- Review by Kaya Savas - July 2, 2019
After years of waiting for Sony to decide what they were going to do with the Men In Black franchise, we are delivered this half-baked excuse to suck out a few extra dollars from people who remember watching the original. But hey, it could be worse. At least that original plan of the 21 Jump Street/Men In Black crossover died. Anyway, there isn’t much to be said here. The score is just a rehashing of Danny Elfman’s original material.
Danny Elfman’s score to the first Men In Black was just perfect. It embraced his style yet created something unique for this Barry Sonnenfeld created world, and it was a mega success. Unfortunately, the two sequels were not enough to convince Sony that some things should remain dead. While Men In Black 3 strangely had its moments, the second film was an abysmal misfire. Men In Black: International follows suit.

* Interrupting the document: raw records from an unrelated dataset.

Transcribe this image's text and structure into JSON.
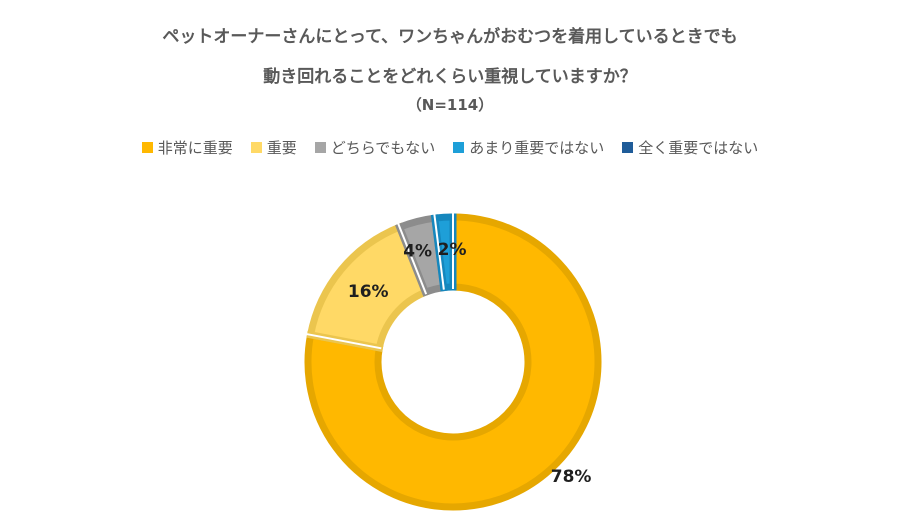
{
  "title_line1": "ペットオーナーさんにとって、ワンちゃんがおむつを着用しているときでも",
  "title_line2": "動き回れることをどれくらい重視していますか？",
  "sample_size": "（N=114）",
  "chart_data": {
    "type": "pie",
    "donut": true,
    "categories": [
      "非常に重要",
      "重要",
      "どちらでもない",
      "あまり重要ではない",
      "全く重要ではない"
    ],
    "values": [
      78,
      16,
      4,
      2,
      0
    ],
    "data_labels": [
      "78%",
      "16%",
      "4%",
      "2%",
      ""
    ],
    "colors": [
      "#FFB800",
      "#FFD966",
      "#A6A6A6",
      "#1E9FD8",
      "#1F5C99"
    ],
    "border_colors": [
      "#E6A700",
      "#EBC54E",
      "#8C8C8C",
      "#1587BD",
      "#1F5C99"
    ],
    "legend_position": "top"
  }
}
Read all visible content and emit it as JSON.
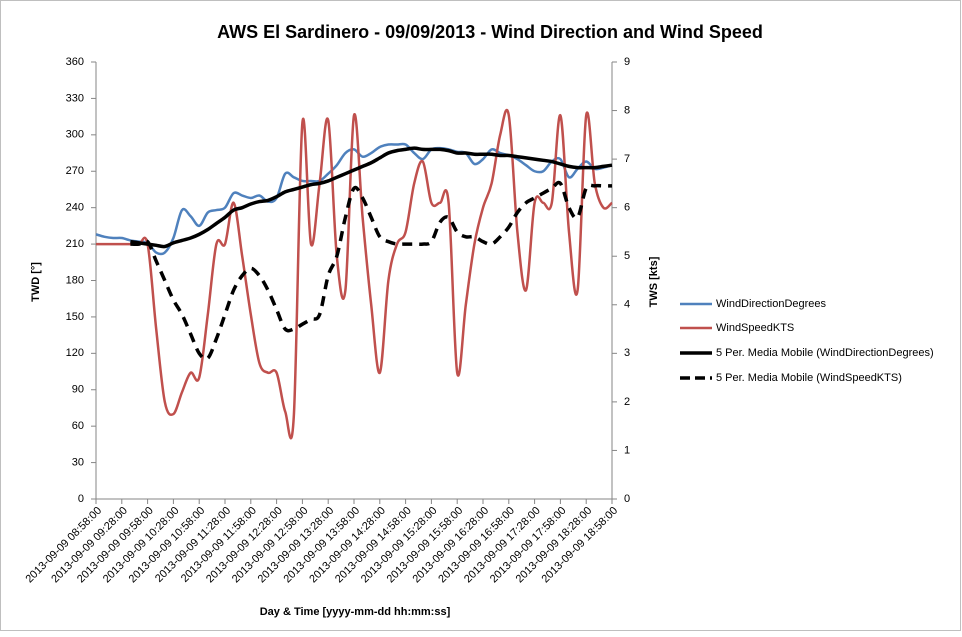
{
  "chart_data": {
    "type": "line",
    "title": "AWS El Sardinero - 09/09/2013 - Wind Direction and Wind Speed",
    "x_label": "Day & Time [yyyy-mm-dd hh:mm:ss]",
    "y_label": "TWD [°]",
    "y2_label": "TWS [kts]",
    "categories": [
      "2013-09-09 08:58:00",
      null,
      null,
      "2013-09-09 09:28:00",
      null,
      null,
      "2013-09-09 09:58:00",
      null,
      null,
      "2013-09-09 10:28:00",
      null,
      null,
      "2013-09-09 10:58:00",
      null,
      null,
      "2013-09-09 11:28:00",
      null,
      null,
      "2013-09-09 11:58:00",
      null,
      null,
      "2013-09-09 12:28:00",
      null,
      null,
      "2013-09-09 12:58:00",
      null,
      null,
      "2013-09-09 13:28:00",
      null,
      null,
      "2013-09-09 13:58:00",
      null,
      null,
      "2013-09-09 14:28:00",
      null,
      null,
      "2013-09-09 14:58:00",
      null,
      null,
      "2013-09-09 15:28:00",
      null,
      null,
      "2013-09-09 15:58:00",
      null,
      null,
      "2013-09-09 16:28:00",
      null,
      null,
      "2013-09-09 16:58:00",
      null,
      null,
      "2013-09-09 17:28:00",
      null,
      null,
      "2013-09-09 17:58:00",
      null,
      null,
      "2013-09-09 18:28:00",
      null,
      null,
      "2013-09-09 18:58:00"
    ],
    "series": [
      {
        "name": "WindDirectionDegrees",
        "color": "#4f81bd",
        "axis": "y",
        "values": [
          218,
          216,
          215,
          215,
          213,
          212,
          211,
          203,
          203,
          215,
          238,
          233,
          225,
          236,
          238,
          240,
          252,
          250,
          248,
          250,
          245,
          248,
          268,
          265,
          262,
          262,
          262,
          268,
          275,
          285,
          288,
          282,
          285,
          290,
          292,
          292,
          292,
          285,
          280,
          288,
          289,
          288,
          286,
          285,
          276,
          280,
          288,
          285,
          283,
          280,
          275,
          270,
          270,
          278,
          280,
          265,
          272,
          278,
          272,
          273,
          275
        ]
      },
      {
        "name": "WindSpeedKTS",
        "color": "#c0504d",
        "axis": "y2",
        "values": [
          5.25,
          5.25,
          5.25,
          5.25,
          5.25,
          5.25,
          5.25,
          3.5,
          2.0,
          1.75,
          2.2,
          2.6,
          2.5,
          3.8,
          5.25,
          5.25,
          6.1,
          5.0,
          3.8,
          2.8,
          2.6,
          2.6,
          1.8,
          1.7,
          7.75,
          5.25,
          6.5,
          7.8,
          5.0,
          4.3,
          7.9,
          5.8,
          4.0,
          2.6,
          4.5,
          5.25,
          5.5,
          6.5,
          6.95,
          6.1,
          6.1,
          6.1,
          2.6,
          4.0,
          5.25,
          6.0,
          6.5,
          7.5,
          7.9,
          5.5,
          4.3,
          6.1,
          6.1,
          6.1,
          7.9,
          5.5,
          4.3,
          7.9,
          6.5,
          6.0,
          6.1
        ]
      },
      {
        "name": "5 Per. Media Mobile (WindDirectionDegrees)",
        "color": "#000000",
        "axis": "y",
        "values": [
          null,
          null,
          null,
          null,
          212,
          211,
          210,
          209,
          208,
          211,
          213,
          215,
          218,
          222,
          227,
          232,
          238,
          240,
          243,
          245,
          246,
          249,
          253,
          255,
          257,
          259,
          260,
          262,
          265,
          268,
          271,
          274,
          277,
          281,
          285,
          287,
          288,
          289,
          288,
          288,
          288,
          287,
          285,
          285,
          284,
          284,
          284,
          283,
          283,
          282,
          281,
          280,
          279,
          278,
          276,
          274,
          273,
          273,
          273,
          274,
          275
        ]
      },
      {
        "name": "5 Per. Media Mobile (WindSpeedKTS)",
        "color": "#000000",
        "axis": "y2",
        "dashed": true,
        "values": [
          null,
          null,
          null,
          null,
          5.25,
          5.25,
          5.3,
          4.9,
          4.5,
          4.1,
          3.8,
          3.4,
          3.0,
          2.9,
          3.3,
          3.8,
          4.3,
          4.6,
          4.75,
          4.6,
          4.3,
          3.9,
          3.5,
          3.5,
          3.6,
          3.7,
          3.8,
          4.6,
          5.0,
          5.8,
          6.4,
          6.2,
          5.8,
          5.4,
          5.3,
          5.25,
          5.25,
          5.25,
          5.25,
          5.3,
          5.7,
          5.8,
          5.5,
          5.4,
          5.4,
          5.3,
          5.25,
          5.4,
          5.6,
          5.9,
          6.1,
          6.2,
          6.3,
          6.4,
          6.5,
          6.0,
          5.8,
          6.4,
          6.45,
          6.45,
          6.45
        ]
      }
    ],
    "ylim": [
      0,
      360
    ],
    "yticks": [
      0,
      30,
      60,
      90,
      120,
      150,
      180,
      210,
      240,
      270,
      300,
      330,
      360
    ],
    "y2lim": [
      0,
      9
    ],
    "y2ticks": [
      0,
      1,
      2,
      3,
      4,
      5,
      6,
      7,
      8,
      9
    ],
    "grid": false,
    "legend": "right"
  }
}
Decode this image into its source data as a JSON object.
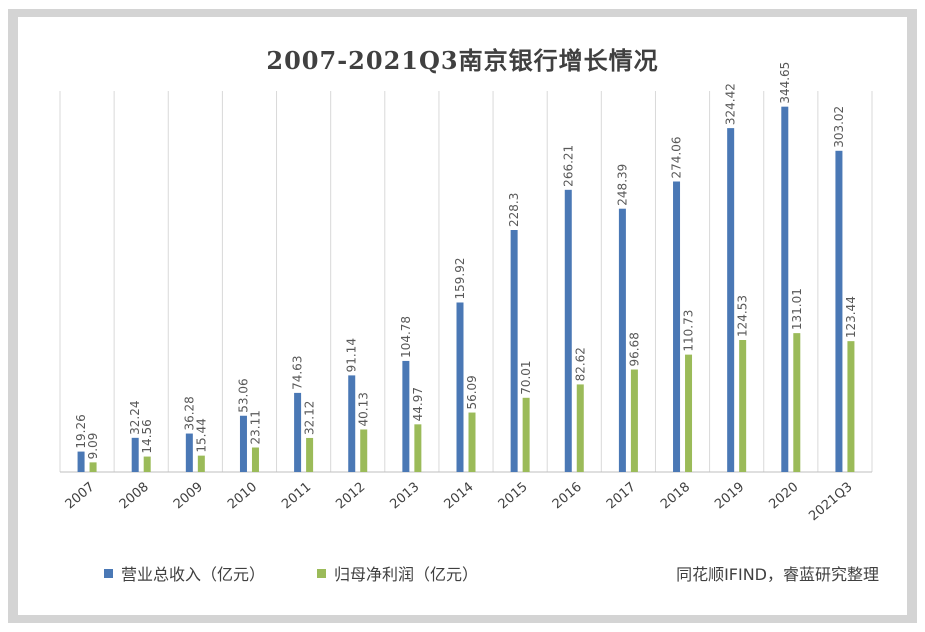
{
  "chart_data": {
    "type": "bar",
    "title": "2007-2021Q3南京银行增长情况",
    "categories": [
      "2007",
      "2008",
      "2009",
      "2010",
      "2011",
      "2012",
      "2013",
      "2014",
      "2015",
      "2016",
      "2017",
      "2018",
      "2019",
      "2020",
      "2021Q3"
    ],
    "series": [
      {
        "name": "营业总收入（亿元）",
        "color": "#4a78b5",
        "values": [
          19.26,
          32.24,
          36.28,
          53.06,
          74.63,
          91.14,
          104.78,
          159.92,
          228.3,
          266.21,
          248.39,
          274.06,
          324.42,
          344.65,
          303.02
        ],
        "labels": [
          "19.26",
          "32.24",
          "36.28",
          "53.06",
          "74.63",
          "91.14",
          "104.78",
          "159.92",
          "228.3",
          "266.21",
          "248.39",
          "274.06",
          "324.42",
          "344.65",
          "303.02"
        ]
      },
      {
        "name": "归母净利润（亿元）",
        "color": "#9bbb59",
        "values": [
          9.09,
          14.56,
          15.44,
          23.11,
          32.12,
          40.13,
          44.97,
          56.09,
          70.01,
          82.62,
          96.68,
          110.73,
          124.53,
          131.01,
          123.44
        ],
        "labels": [
          "9.09",
          "14.56",
          "15.44",
          "23.11",
          "32.12",
          "40.13",
          "44.97",
          "56.09",
          "70.01",
          "82.62",
          "96.68",
          "110.73",
          "124.53",
          "131.01",
          "123.44"
        ]
      }
    ],
    "ylim": [
      0,
      350
    ],
    "gridlines": "vertical",
    "legend_position": "bottom"
  },
  "source_note": "同花顺IFIND，睿蓝研究整理"
}
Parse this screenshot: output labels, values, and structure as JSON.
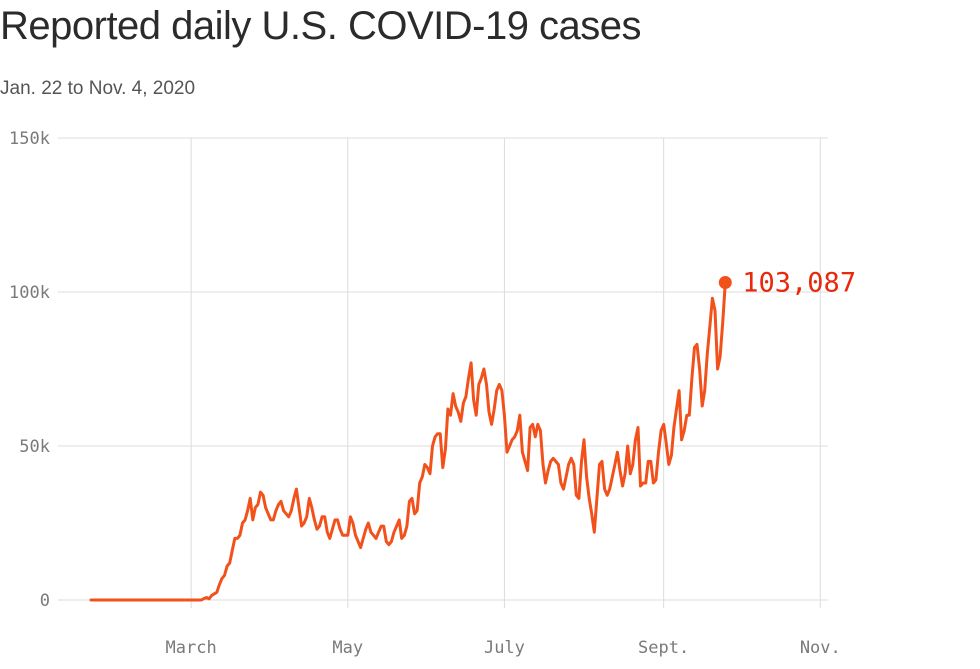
{
  "title": "Reported daily U.S. COVID-19 cases",
  "subtitle": "Jan. 22 to Nov. 4, 2020",
  "colors": {
    "line": "#f2511b",
    "label": "#e8290b",
    "grid": "#dcdcdc",
    "text": "#7a7a7a"
  },
  "chart_data": {
    "type": "line",
    "title": "Reported daily U.S. COVID-19 cases",
    "subtitle": "Jan. 22 to Nov. 4, 2020",
    "ylim": [
      0,
      150000
    ],
    "yticks": [
      {
        "value": 0,
        "label": "0"
      },
      {
        "value": 50000,
        "label": "50k"
      },
      {
        "value": 100000,
        "label": "100k"
      },
      {
        "value": 150000,
        "label": "150k"
      }
    ],
    "xlim": [
      "2020-01-22",
      "2020-11-04"
    ],
    "xticks": [
      {
        "date": "2020-03-01",
        "label": "March"
      },
      {
        "date": "2020-05-01",
        "label": "May"
      },
      {
        "date": "2020-07-01",
        "label": "July"
      },
      {
        "date": "2020-09-01",
        "label": "Sept."
      },
      {
        "date": "2020-11-01",
        "label": "Nov."
      }
    ],
    "grid": true,
    "end_label": "103,087",
    "series": [
      {
        "start_date": "2020-01-22",
        "values": [
          0,
          0,
          0,
          0,
          0,
          0,
          0,
          0,
          0,
          0,
          0,
          0,
          0,
          0,
          0,
          0,
          0,
          0,
          0,
          0,
          0,
          0,
          0,
          0,
          0,
          0,
          0,
          0,
          0,
          0,
          0,
          0,
          0,
          0,
          0,
          0,
          0,
          0,
          0,
          0,
          0,
          0,
          0,
          0,
          500,
          800,
          400,
          1500,
          2000,
          2500,
          5000,
          7000,
          8000,
          11000,
          12000,
          16000,
          20000,
          20000,
          21000,
          25000,
          26000,
          29000,
          33000,
          26000,
          30000,
          31000,
          35000,
          34000,
          30000,
          28000,
          26000,
          26000,
          29000,
          31000,
          32000,
          29000,
          28000,
          27000,
          29000,
          33000,
          36000,
          30000,
          24000,
          25000,
          27000,
          33000,
          30000,
          26000,
          23000,
          24000,
          27000,
          27000,
          22000,
          20000,
          23000,
          26000,
          26000,
          23000,
          21000,
          21000,
          21000,
          27000,
          25000,
          21000,
          19000,
          17000,
          20000,
          23000,
          25000,
          22000,
          21000,
          20000,
          22000,
          24000,
          24000,
          19000,
          18000,
          19000,
          22000,
          24000,
          26000,
          20000,
          21000,
          24000,
          32000,
          33000,
          28000,
          29000,
          38000,
          40000,
          44000,
          43000,
          41000,
          50000,
          53000,
          54000,
          54000,
          43000,
          49000,
          62000,
          60000,
          67000,
          63000,
          61000,
          58000,
          64000,
          66000,
          72000,
          77000,
          65000,
          60000,
          70000,
          72000,
          75000,
          70000,
          61000,
          57000,
          62000,
          68000,
          70000,
          68000,
          60000,
          48000,
          50000,
          52000,
          53000,
          55000,
          60000,
          48000,
          45000,
          42000,
          56000,
          57000,
          53000,
          57000,
          55000,
          44000,
          38000,
          42000,
          45000,
          46000,
          45000,
          44000,
          38000,
          36000,
          40000,
          44000,
          46000,
          44000,
          34000,
          33000,
          45000,
          52000,
          40000,
          33000,
          28000,
          22000,
          33000,
          44000,
          45000,
          36000,
          34000,
          36000,
          40000,
          44000,
          48000,
          42000,
          37000,
          41000,
          50000,
          41000,
          44000,
          52000,
          56000,
          37000,
          38000,
          38000,
          45000,
          45000,
          38000,
          39000,
          48000,
          55000,
          57000,
          51000,
          44000,
          47000,
          56000,
          62000,
          68000,
          52000,
          55000,
          60000,
          60000,
          72000,
          82000,
          83000,
          75000,
          63000,
          68000,
          80000,
          89000,
          98000,
          94000,
          75000,
          79000,
          90000,
          103087
        ]
      }
    ]
  }
}
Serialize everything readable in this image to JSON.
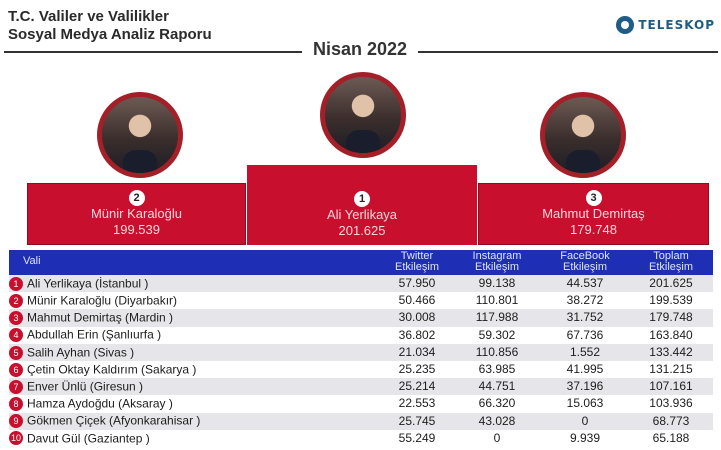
{
  "header": {
    "title_line1": "T.C. Valiler ve Valilikler",
    "title_line2": "Sosyal Medya Analiz Raporu",
    "logo_text": "TELESKOP",
    "period": "Nisan 2022",
    "accent_color": "#c8102e",
    "table_header_color": "#1e2fb5"
  },
  "podium": {
    "first": {
      "rank": "1",
      "name": "Ali Yerlikaya",
      "score": "201.625"
    },
    "second": {
      "rank": "2",
      "name": "Münir Karaloğlu",
      "score": "199.539"
    },
    "third": {
      "rank": "3",
      "name": "Mahmut Demirtaş",
      "score": "179.748"
    }
  },
  "table": {
    "columns": {
      "name": "Vali",
      "twitter_1": "Twitter",
      "twitter_2": "Etkileşim",
      "instagram_1": "Instagram",
      "instagram_2": "Etkileşim",
      "facebook_1": "FaceBook",
      "facebook_2": "Etkileşim",
      "total_1": "Toplam",
      "total_2": "Etkileşim"
    },
    "rows": [
      {
        "rank": "1",
        "name": "Ali Yerlikaya (İstanbul )",
        "twitter": "57.950",
        "instagram": "99.138",
        "facebook": "44.537",
        "total": "201.625"
      },
      {
        "rank": "2",
        "name": "Münir Karaloğlu (Diyarbakır)",
        "twitter": "50.466",
        "instagram": "110.801",
        "facebook": "38.272",
        "total": "199.539"
      },
      {
        "rank": "3",
        "name": "Mahmut Demirtaş (Mardin )",
        "twitter": "30.008",
        "instagram": "117.988",
        "facebook": "31.752",
        "total": "179.748"
      },
      {
        "rank": "4",
        "name": "Abdullah Erin (Şanlıurfa )",
        "twitter": "36.802",
        "instagram": "59.302",
        "facebook": "67.736",
        "total": "163.840"
      },
      {
        "rank": "5",
        "name": "Salih Ayhan (Sivas )",
        "twitter": "21.034",
        "instagram": "110.856",
        "facebook": "1.552",
        "total": "133.442"
      },
      {
        "rank": "6",
        "name": "Çetin Oktay Kaldırım (Sakarya )",
        "twitter": "25.235",
        "instagram": "63.985",
        "facebook": "41.995",
        "total": "131.215"
      },
      {
        "rank": "7",
        "name": "Enver Ünlü (Giresun )",
        "twitter": "25.214",
        "instagram": "44.751",
        "facebook": "37.196",
        "total": "107.161"
      },
      {
        "rank": "8",
        "name": "Hamza Aydoğdu (Aksaray )",
        "twitter": "22.553",
        "instagram": "66.320",
        "facebook": "15.063",
        "total": "103.936"
      },
      {
        "rank": "9",
        "name": "Gökmen Çiçek (Afyonkarahisar )",
        "twitter": "25.745",
        "instagram": "43.028",
        "facebook": "0",
        "total": "68.773"
      },
      {
        "rank": "10",
        "name": "Davut Gül (Gaziantep )",
        "twitter": "55.249",
        "instagram": "0",
        "facebook": "9.939",
        "total": "65.188"
      }
    ]
  }
}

Danny Elfman used this film pretty much as an opportunity to get Chris Bacon’s name some attention. Chris Bacon is an extremely talented composer, and he used to work a lot with James Newton Howard until recently he started doing additional music for Danny. His solo work is fantastic and his scores for The Tick, Bates Motel, and Source Code are all worth your attention. However, here Chris is put in an odd position. He needs to take Danny’s well-established material (3 films of established material) and find a way to breath new life into it.
Now, there are plenty of franchises with strong musical identities that have gone on way longer than Men In Black. Yet for some reason this score seems tired and out of breath. There’s no energy behind it, it lacks oomph. It literally feels like, “okay, can we reprise the theme here?”. And it doesn’t help that the score comes in 1 to 2-minute bursts. The short track times show that the score is not really being used to structure the narrative. Instead, music is being used more like a seasoning.
By the time we reach the end, Men In Black: International almost feels like an SNL skit that ran 2 hours too long. There’s a lot of talent here, but it’s all wasted on a bad script and poor direction. Elfman handing the reigns to Chris is almost like driving a car till it reaches 250,000 miles and handing the keys over. This franchise needs to be put to bed as there is nothing left to explore or add from a storytelling standpoint.